No hay que darle vuelta al asunto: estamos viviendo momentos históricos impensables hace apenas unos cuantos años. Es la escalada permanente de un problema cuyo punto álgido ya fue el derribo de las Torres gemelas de Nueva York al comienzo de este siglo, que precedió a las guerras de Afganistán e Irak y la posterior desestabilización de todo el Oriente Medio y del orbe musulmán sumido en la matanza serial provocada por miles de kamikazes suicidas.
El asesinato de ese sacerdote fue seguido por una ceremonia en la catedral Notre Dame donde por un momento los políticos, que ya calientan baterías para las elecciones de 2017, se mostraron dignos para no pescar en río revuelto. Líderes gubernamentales, religiosos, políticos, sociales abogan para que la población no entre en el juego deseado por los islamistas de clamar venganza e incendiar las calles.
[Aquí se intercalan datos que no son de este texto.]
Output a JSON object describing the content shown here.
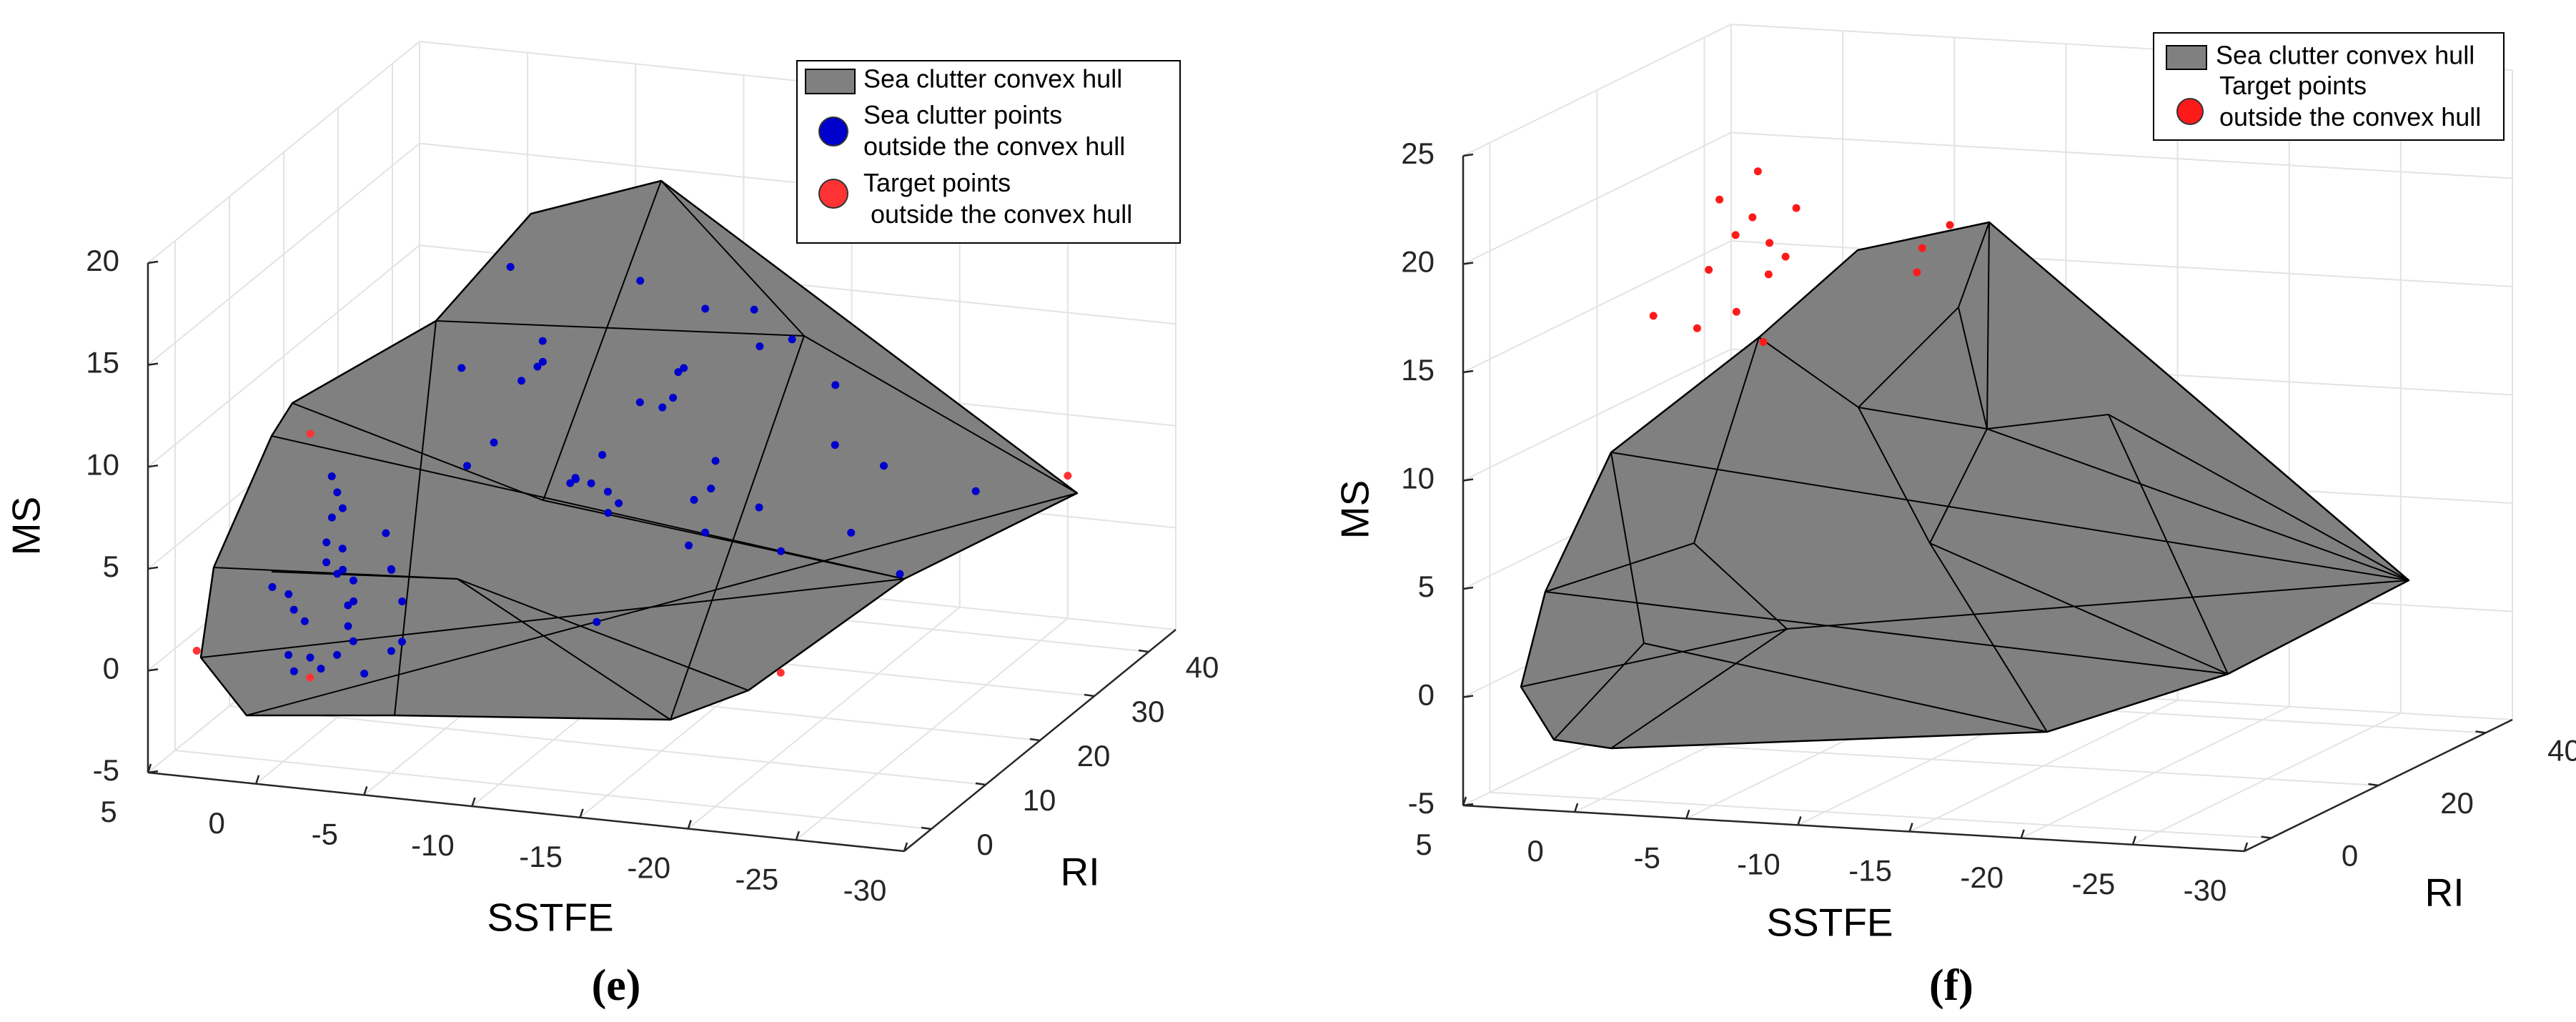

Los más republicanos y lúcidos llaman a conservar la sangre fría y respetar las leyes y la constitución democrática que rige al país para evitar las tentaciones de intolerancia.
Pero el mal está hecho porque los millones de habitantes franceses o inmigrantes de obediencia islamista están anclados aquí y los más razonables de entre ellos, madres y padres agobiados y pacíficos, no saben como detener la deriva de esas decenas de miles jóvenes que un día se radicalizan, se convierten al Islam y deciden convertirse en las bombas de tiempo del Ejército Islámico, cuyos titiriteros poderosos e insondables avanzan en su objetivo de que el mundo se incendie al grito de Ala Akhbar y que la religión y Estado se fundan bajo el treno de los muecines.